Copenhagen, Denmark

Søren Kierkegaard: The Individual Between the Religious and the Secular

when 3 July 2024 - 22 July 2024
language English
duration 3 weeks
credits 15 EC
fee DKK 7500

Once again, the Faculty of Theology is pleased to offer a course on the thought of Søren Kierkegaard in his hometown and at his own university. In this concentrated summer course, you will study alongside students from Denmark as well as countries throughout the world.

This course serves two purposes: First, it offers a general survey of the thought of Denmark’s most globally famous philosopher and Christian theologian, Søren Kierkegaard (1813–1855); second, it specifically assays Kierkegaard’s interrogation of becoming an individual in the dynamics between the religious and the secular.

Kierkegaard’s authorship centers on the existential project of becoming oneself. According to Kierkegaard, this is a difficult ethical and religious task that presents itself to every human individual—and at the same time, it is a task that demands the individual challenge their preconceptions about the content and limits of both morality and religiosity.

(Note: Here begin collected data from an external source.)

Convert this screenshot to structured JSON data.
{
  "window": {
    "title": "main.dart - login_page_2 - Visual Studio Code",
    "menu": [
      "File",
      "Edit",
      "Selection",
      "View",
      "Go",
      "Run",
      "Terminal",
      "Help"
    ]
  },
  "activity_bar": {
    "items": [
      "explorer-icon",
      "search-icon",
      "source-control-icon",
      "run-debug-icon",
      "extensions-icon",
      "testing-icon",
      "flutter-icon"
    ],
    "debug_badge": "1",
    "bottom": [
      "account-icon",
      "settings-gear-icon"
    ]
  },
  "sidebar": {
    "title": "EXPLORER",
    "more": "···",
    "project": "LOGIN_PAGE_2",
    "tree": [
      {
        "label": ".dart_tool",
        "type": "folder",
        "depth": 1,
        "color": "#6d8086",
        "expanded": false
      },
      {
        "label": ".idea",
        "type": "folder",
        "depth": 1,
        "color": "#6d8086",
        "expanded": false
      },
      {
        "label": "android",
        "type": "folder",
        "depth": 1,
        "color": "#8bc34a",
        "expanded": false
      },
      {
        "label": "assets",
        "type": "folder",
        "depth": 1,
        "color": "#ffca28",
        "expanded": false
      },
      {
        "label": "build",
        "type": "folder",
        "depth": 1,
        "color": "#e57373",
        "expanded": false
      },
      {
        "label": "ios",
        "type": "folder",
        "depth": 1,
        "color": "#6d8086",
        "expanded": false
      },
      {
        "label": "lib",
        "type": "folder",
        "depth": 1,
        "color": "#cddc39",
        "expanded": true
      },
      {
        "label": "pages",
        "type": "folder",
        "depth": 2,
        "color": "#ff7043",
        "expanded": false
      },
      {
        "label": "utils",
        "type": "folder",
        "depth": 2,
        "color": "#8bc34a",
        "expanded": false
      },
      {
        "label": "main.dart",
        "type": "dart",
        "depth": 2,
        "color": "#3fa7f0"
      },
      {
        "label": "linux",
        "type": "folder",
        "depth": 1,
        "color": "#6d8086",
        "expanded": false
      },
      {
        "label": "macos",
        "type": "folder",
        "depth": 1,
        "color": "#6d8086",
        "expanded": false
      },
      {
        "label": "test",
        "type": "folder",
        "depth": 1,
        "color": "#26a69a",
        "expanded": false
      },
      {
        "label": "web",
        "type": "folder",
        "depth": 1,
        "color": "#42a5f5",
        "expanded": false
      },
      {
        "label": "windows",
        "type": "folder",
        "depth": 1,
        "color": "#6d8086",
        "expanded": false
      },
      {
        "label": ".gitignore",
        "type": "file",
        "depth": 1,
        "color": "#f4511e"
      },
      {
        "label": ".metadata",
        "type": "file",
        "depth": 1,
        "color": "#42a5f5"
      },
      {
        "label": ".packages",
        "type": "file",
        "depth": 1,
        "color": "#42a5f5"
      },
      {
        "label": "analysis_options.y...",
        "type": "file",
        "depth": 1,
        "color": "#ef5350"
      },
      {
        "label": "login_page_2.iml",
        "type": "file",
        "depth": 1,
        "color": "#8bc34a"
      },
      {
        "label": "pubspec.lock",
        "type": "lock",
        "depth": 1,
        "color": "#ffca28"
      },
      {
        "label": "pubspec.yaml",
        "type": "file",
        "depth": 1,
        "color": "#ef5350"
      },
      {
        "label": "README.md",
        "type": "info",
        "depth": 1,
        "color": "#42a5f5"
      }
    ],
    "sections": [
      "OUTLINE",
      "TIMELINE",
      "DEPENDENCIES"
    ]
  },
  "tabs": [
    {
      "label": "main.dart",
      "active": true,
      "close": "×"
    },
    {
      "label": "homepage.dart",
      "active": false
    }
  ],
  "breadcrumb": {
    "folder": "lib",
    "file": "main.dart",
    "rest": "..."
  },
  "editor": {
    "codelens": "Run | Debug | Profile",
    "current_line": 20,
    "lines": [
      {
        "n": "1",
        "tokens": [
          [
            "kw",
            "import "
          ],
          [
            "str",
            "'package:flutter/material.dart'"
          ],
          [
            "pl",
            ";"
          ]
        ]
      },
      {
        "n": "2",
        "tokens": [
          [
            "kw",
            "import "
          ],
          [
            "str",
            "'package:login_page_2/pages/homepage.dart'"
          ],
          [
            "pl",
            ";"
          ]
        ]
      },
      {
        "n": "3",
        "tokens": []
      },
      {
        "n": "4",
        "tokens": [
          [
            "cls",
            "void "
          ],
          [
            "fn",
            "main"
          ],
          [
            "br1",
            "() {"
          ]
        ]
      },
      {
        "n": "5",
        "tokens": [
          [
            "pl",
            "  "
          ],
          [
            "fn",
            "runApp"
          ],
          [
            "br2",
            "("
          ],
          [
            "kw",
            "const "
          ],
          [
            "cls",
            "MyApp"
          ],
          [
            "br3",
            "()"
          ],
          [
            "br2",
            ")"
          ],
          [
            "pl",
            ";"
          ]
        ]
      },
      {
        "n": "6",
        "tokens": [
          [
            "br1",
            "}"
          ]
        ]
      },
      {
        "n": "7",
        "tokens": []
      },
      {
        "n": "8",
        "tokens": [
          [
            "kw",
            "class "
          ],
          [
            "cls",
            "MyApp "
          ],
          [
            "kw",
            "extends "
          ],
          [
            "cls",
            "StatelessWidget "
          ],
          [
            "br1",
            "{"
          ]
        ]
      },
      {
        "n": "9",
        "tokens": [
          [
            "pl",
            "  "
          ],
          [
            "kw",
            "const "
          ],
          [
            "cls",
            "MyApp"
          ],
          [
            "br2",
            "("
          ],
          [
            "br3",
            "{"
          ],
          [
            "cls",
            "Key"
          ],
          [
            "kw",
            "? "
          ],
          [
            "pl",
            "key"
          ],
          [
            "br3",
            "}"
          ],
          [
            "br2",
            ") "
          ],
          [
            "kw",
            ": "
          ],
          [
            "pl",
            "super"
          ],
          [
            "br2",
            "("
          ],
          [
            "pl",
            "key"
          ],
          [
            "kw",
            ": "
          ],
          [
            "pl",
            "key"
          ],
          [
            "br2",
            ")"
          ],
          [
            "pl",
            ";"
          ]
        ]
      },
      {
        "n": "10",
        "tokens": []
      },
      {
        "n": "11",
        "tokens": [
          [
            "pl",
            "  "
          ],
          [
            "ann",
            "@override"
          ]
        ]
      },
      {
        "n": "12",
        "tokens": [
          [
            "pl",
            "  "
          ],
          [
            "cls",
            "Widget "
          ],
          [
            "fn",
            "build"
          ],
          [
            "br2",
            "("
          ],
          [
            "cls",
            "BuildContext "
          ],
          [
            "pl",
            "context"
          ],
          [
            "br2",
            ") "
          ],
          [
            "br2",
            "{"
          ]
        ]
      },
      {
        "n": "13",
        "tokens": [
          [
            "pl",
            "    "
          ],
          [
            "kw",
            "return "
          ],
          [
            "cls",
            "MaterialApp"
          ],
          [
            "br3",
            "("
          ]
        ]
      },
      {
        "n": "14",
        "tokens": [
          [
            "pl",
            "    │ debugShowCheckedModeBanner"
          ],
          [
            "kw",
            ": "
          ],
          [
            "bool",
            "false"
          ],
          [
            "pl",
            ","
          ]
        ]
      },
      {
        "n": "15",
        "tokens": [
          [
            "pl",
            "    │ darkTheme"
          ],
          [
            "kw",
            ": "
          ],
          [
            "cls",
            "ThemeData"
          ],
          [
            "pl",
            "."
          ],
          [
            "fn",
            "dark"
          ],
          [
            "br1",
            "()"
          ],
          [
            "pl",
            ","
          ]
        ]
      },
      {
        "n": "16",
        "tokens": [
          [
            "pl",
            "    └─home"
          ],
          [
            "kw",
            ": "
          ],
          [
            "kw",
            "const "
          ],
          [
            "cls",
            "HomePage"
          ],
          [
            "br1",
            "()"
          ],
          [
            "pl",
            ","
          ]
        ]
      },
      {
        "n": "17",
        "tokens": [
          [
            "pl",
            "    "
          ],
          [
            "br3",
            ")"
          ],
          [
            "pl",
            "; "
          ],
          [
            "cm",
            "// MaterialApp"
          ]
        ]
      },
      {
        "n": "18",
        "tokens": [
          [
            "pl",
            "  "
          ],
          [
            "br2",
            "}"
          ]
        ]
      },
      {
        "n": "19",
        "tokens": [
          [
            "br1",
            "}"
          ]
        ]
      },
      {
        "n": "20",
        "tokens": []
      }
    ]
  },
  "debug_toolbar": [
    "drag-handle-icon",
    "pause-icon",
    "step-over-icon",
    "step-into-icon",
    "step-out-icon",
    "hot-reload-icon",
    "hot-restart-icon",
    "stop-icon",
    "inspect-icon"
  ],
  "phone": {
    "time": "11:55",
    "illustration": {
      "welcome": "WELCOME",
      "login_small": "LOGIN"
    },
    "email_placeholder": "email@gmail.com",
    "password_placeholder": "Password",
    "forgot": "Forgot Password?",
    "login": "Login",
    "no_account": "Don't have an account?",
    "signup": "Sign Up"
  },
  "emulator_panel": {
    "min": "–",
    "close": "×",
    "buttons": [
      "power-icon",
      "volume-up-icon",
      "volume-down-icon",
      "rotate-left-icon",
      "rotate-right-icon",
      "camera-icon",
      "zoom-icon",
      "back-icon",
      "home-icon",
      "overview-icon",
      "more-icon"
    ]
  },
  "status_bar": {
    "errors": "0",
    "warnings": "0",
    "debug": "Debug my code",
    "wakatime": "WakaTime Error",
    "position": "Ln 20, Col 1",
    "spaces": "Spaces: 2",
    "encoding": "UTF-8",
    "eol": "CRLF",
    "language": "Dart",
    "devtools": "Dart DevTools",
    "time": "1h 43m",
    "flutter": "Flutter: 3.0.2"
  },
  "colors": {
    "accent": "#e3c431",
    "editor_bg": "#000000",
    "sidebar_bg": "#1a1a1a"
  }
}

In brief, Kierkegaard’s interpretation of Christianity requires that the individual confront and develop a new relationship to their own religiosity, in addition to what is ethically required of them.

Target group

This course is open to third or fourth year undergraduate students as well as first year graduate students. You must have completed 120 ECTS points before the summer course begins. The course aims at students interested in philosophy, theology, literature and social sciences, though all disciplines are welcome; a background in philosophy is not required.